Key Points
Bullet point summary by AI
- Jalen Brunson has transformed his offensive approach this season, shifting away from free throw reliance toward a more team-oriented style.
- The change is evident in his shot selection and scoring efficiency, which now reflects a mature, strategic mindset under a new coaching system.
- His evolution not only impacts the game but also redefines his legacy, positioning him as a model of ethical play as his team chases a historic championship.
In the field of Flopalytics, most contemporary research has focused on Shai Gilgeous-Alexander. That has left a hole in our understanding of Jalen Brunson, currently spearheading the New York Knicks’ improbable run to an NBA Championship. So is Brunson a flopper? I certainly used to think so, but this question cannot be answered with a single prong.
We will need two prongs: one “statistical” and one vibe-based, and at the end of it all I think we can call Brunson reformed, no longer a flopper and worthy of the great honorific of the modern NBA: Brunson is an ethical hooper.
Brunson's new offensive approach may explain fewer flops

First, the simplest possible evidence: Brunson is shooting almost two fewer free throws per game as opposed to last year’s playoffs. That doesn’t just mean “he’s flopping less,” but it is representative of Brunson’s fundamentally different offensive approach under new head coach Mike Brown as opposed to Tom Thibodeau — and that doesn’t just mean fewer minutes. Brunson’s usage is only barely lower than last year, and his minutes down from about 37 to 36 per game. That’s not enough to explain his fewer free throws, but it suggests a strategic change rather than significantly lower volume.
Interestingly, for two playoffs before this, Brunson’s usage and shot-diet dropped dramatically — we’re talking five fewer shots per game — but with a smaller overall dropoff in free throw attempts. All this means there is an on-court change in Brunson’s offensive approach that is less free throw-reliant; and while we can debate the X’s and O’s forever, there is some irrefutable shot tendency data we have to point to: Brunson is scoring way more off assists.
I’m not talking about a minor uptick of five percent. I’m talking almost double, going from 11 percent of 2-pointers off assists to 21 percent and from 42 percent of 3-pointers off assists to 64 percent (!). That’s a massive shift, reflecting how Brunson is relying more on his teammates to create shots for him rather than having to pull them out of thin air. Because when he has to do that, he inherently hunts for more fouls. There’s a reason the highest free throws per game players ever are all the most heliocentric: Luka Dončić, Joel Embiid, James Harden. Brunson is not playing like them anymore.
A bit of counterevidence before we engage with the vibes argument: Yahoo’s Tom Haberstroh put together the first thing we could call “flop tracking data” by charting how much five scorers fell down on shots. Brunson was third among the five players he charted, falling over on about nine percent of all shots, fouled or unfouled.

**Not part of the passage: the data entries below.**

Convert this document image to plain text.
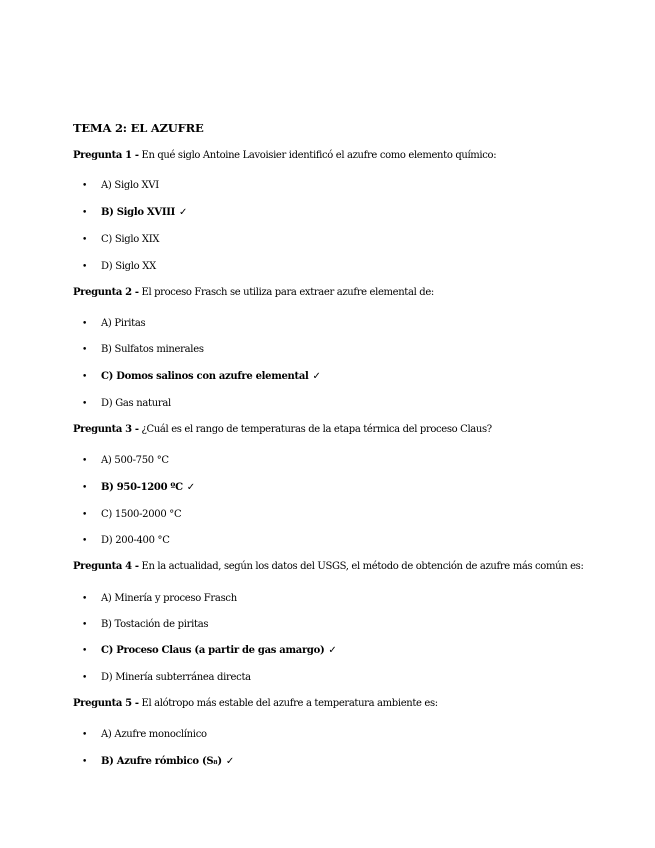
TEMA 2: EL AZUFRE
Pregunta 1 - En qué siglo Antoine Lavoisier identificó el azufre como elemento químico:
•	A) Siglo XVI
•	B) Siglo XVIII ✓
•	C) Siglo XIX
•	D) Siglo XX
Pregunta 2 - El proceso Frasch se utiliza para extraer azufre elemental de:
•	A) Piritas
•	B) Sulfatos minerales
•	C) Domos salinos con azufre elemental ✓
•	D) Gas natural
Pregunta 3 - ¿Cuál es el rango de temperaturas de la etapa térmica del proceso Claus?
•	A) 500-750 °C
•	B) 950-1200 ºC ✓
•	C) 1500-2000 °C
•	D) 200-400 °C
Pregunta 4 - En la actualidad, según los datos del USGS, el método de obtención de azufre más común es:
•	A) Minería y proceso Frasch
•	B) Tostación de piritas
•	C) Proceso Claus (a partir de gas amargo) ✓
•	D) Minería subterránea directa
Pregunta 5 - El alótropo más estable del azufre a temperatura ambiente es:
•	A) Azufre monoclínico
•	B) Azufre rómbico (S₈) ✓
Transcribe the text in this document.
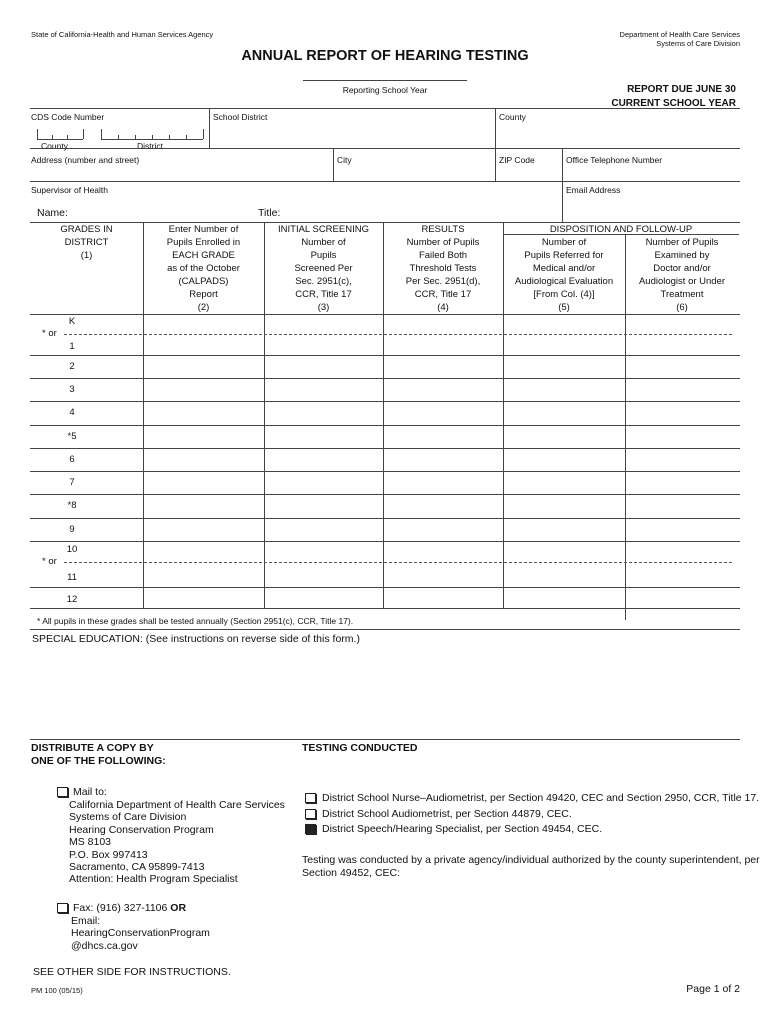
State of California-Health and Human Services Agency	Department of Health Care Services
Systems of Care Division
ANNUAL REPORT OF HEARING TESTING
Reporting School Year	REPORT DUE JUNE 30
CURRENT SCHOOL YEAR
CDS Code Number
County	District
School District	County
Address (number and street)	City	ZIP Code	Office Telephone Number
Supervisor of Health	Email Address
Name:	Title:
GRADES IN
DISTRICT
(1)
Enter Number of
Pupils Enrolled in
EACH GRADE
as of the October
(CALPADS)
Report
(2)
INITIAL SCREENING
Number of
Pupils
Screened Per
Sec. 2951(c),
CCR, Title 17
(3)
RESULTS
Number of Pupils
Failed Both
Threshold Tests
Per Sec. 2951(d),
CCR, Title 17
(4)
DISPOSITION AND FOLLOW-UP
Number of
Pupils Referred for
Medical and/or
Audiological Evaluation
[From Col. (4)]
(5)
Number of Pupils
Examined by
Doctor and/or
Audiologist or Under
Treatment
(6)
K
* or
1
2
3
4
*5
6
7
*8
9
10
* or
11
12
* All pupils in these grades shall be tested annually (Section 2951(c), CCR, Title 17).
SPECIAL EDUCATION: (See instructions on reverse side of this form.)
DISTRIBUTE A COPY BY
ONE OF THE FOLLOWING:
Mail to:
California Department of Health Care Services
Systems of Care Division
Hearing Conservation Program
MS 8103
P.O. Box 997413
Sacramento, CA 95899-7413
Attention: Health Program Specialist
Fax: (916) 327-1106 OR
Email:
HearingConservationProgram
@dhcs.ca.gov
TESTING CONDUCTED
District School Nurse–Audiometrist, per Section 49420, CEC and Section 2950, CCR, Title 17.
District School Audiometrist, per Section 44879, CEC.
District Speech/Hearing Specialist, per Section 49454, CEC.
Testing was conducted by a private agency/individual authorized by the county superintendent, per
Section 49452, CEC:
SEE OTHER SIDE FOR INSTRUCTIONS.
PM 100 (05/15)	Page 1 of 2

The point of that data was to determine how much more Gilgeous-Alexander fell than his peers, but this data doesn’t actually tell us much about Brunson. He was similar to Donovan Mitchell and James Harden in all categories, and it’s also not even true that a fall is necessarily a flop. Nor is the data systematic; we only have numbers for five guys in one single playoffs. I can’t say this proves Brunson flops less more than anyone can say it means he flops more.
Simply watching Brunson play suggests he's left flopping behind

I think the best evidence for the reformed, anti-flopping Brunson, though, is visual. We’ve all seen a lot of Knicks games, and I think it’s demonstrably true that Brunson has been foul hunting less in these playoffs relative to other points in his career. That is probably due to Mike Brown’s new offensive system in which he can score off more assists, but also because he has developed his inside scoring skills to no longer rely on free throws. He’s so crafty in the paint, even with Victor Wembanyama lurking, with little step-throughs, turnarounds and moving off ball to get free. There’s just more to it now than peak James Harden “dribble dribble dribble hard-step throw-your-arms-up (whistle)” offense.
It’s hard to discuss flopping empirically because a “flop” does not have a statistical definition like a block or a rebound or data-defined like a “barrel” in baseball, a specific combo of exit velocity and launch angle. It’s one of those “you know it when you see it” things, which forces us to eye-test our way to talking about it. My eyes are telling me Brunson is flopping far less.
And my heart tells me that Brunson understands that flopping is lame, and in his Joe Cool, King of New York persona, flopping has no place in the legend of Jalen Brunson, a legend that will be sung for generations if he actually wins the Knicks their first ring in over 50 years. That’s total speculation, but the vibes nonetheless support it. Like I said, we can’t do this with just one prong.